Philip Jones Griffiths
[Photojournalist, b. 1936, Rhuddian, Wales, d. 2008, London.]

 The twentieth century was the time of photography, when almost everything of importance was recorded and considered true because it was photographed. Nowadays nearly anyone can produce a photograph of Ladybird Johnson standing on the grassy knoll with a smoking gun in her hand and no one can prove it’s a fake. 

Barbara Kasten
[Photographer, b. 1936, Chicago, Illinois, lives in Chicago.]

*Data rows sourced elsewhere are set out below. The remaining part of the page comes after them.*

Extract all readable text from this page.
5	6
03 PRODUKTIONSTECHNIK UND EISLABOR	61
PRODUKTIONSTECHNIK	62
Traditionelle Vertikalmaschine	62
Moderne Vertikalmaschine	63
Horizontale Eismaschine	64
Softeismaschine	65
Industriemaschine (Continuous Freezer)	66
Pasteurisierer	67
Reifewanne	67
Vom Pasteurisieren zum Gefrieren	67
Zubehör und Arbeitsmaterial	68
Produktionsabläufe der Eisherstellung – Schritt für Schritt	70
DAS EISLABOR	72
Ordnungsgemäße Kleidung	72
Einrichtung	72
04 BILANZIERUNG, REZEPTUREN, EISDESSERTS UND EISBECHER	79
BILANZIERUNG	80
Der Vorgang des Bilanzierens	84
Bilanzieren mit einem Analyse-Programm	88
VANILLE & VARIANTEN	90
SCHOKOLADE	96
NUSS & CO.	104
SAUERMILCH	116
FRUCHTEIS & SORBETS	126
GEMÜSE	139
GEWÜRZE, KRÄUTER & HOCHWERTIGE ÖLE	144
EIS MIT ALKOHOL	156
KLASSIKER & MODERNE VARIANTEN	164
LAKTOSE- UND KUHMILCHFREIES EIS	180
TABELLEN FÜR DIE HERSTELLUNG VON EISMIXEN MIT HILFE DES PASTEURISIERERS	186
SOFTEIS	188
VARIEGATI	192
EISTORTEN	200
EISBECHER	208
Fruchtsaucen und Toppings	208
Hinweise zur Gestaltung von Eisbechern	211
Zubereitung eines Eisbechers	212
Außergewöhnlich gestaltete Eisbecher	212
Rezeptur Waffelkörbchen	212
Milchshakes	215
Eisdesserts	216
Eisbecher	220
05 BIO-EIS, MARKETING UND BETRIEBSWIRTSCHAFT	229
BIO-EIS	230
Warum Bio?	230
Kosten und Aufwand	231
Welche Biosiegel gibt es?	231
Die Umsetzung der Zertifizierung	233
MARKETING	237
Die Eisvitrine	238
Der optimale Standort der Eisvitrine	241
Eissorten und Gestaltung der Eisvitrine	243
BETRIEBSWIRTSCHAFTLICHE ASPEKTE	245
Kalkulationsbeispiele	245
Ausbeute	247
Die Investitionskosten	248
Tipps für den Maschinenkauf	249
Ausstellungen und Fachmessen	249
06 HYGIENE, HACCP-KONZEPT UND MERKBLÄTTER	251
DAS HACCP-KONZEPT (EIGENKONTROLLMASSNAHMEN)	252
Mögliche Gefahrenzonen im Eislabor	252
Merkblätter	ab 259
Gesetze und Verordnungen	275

 When I make a photograph, it’s not in the traditional style of using a camera to capture reality or to catch a fleeting moment of life. I use the camera to document a moment, but everything that it records is something that I’ve made with my hands. 

Andreas Gursky
[Photographer, b. 1955, Leipzig, Germany, lives in Dusseldorf.]

 Paradoxically, this view of the Rhine cannot be obtained in situ; a fictitious construction was required to provide an accurate image of a modern river. (On his photograph Rhein II) 

Pedro Meyer
[Photographer, b. 1935, Madrid, Spain, lives in Mexico City.]

 The notion of the real and the fake has come full circle. We now tend to dismiss the real because it looks like a fake. The “truth” is that in their own way, when all is said and done, all fakes and surrogates also become their own sort of original. 

Douglas McCulloh
[Photographer, b. 1959, Los Angeles, lives in Los Angeles.]

 If you scratch through the deceitful artifice of contemporary photography, you’ll find the real artifice underneath. 

Tod Papageorge
[Photographer, b. 1940, Portsmouth, New Hampshire, lives in New Haven, Connecticut.]

 ...my argument against the set-up picture is that it leaves the matter of content to the imagination of the photographer, a faculty that, in my experience, is generally deficient compared to the mad swirling possibilities that our dear common world kicks up at us on a regular basis. 

Justine Kurland
[Photographer, b. 1969, Warsaw, New York, lives mostly on the road.]

 There’s something political about creating a world that you want to exist.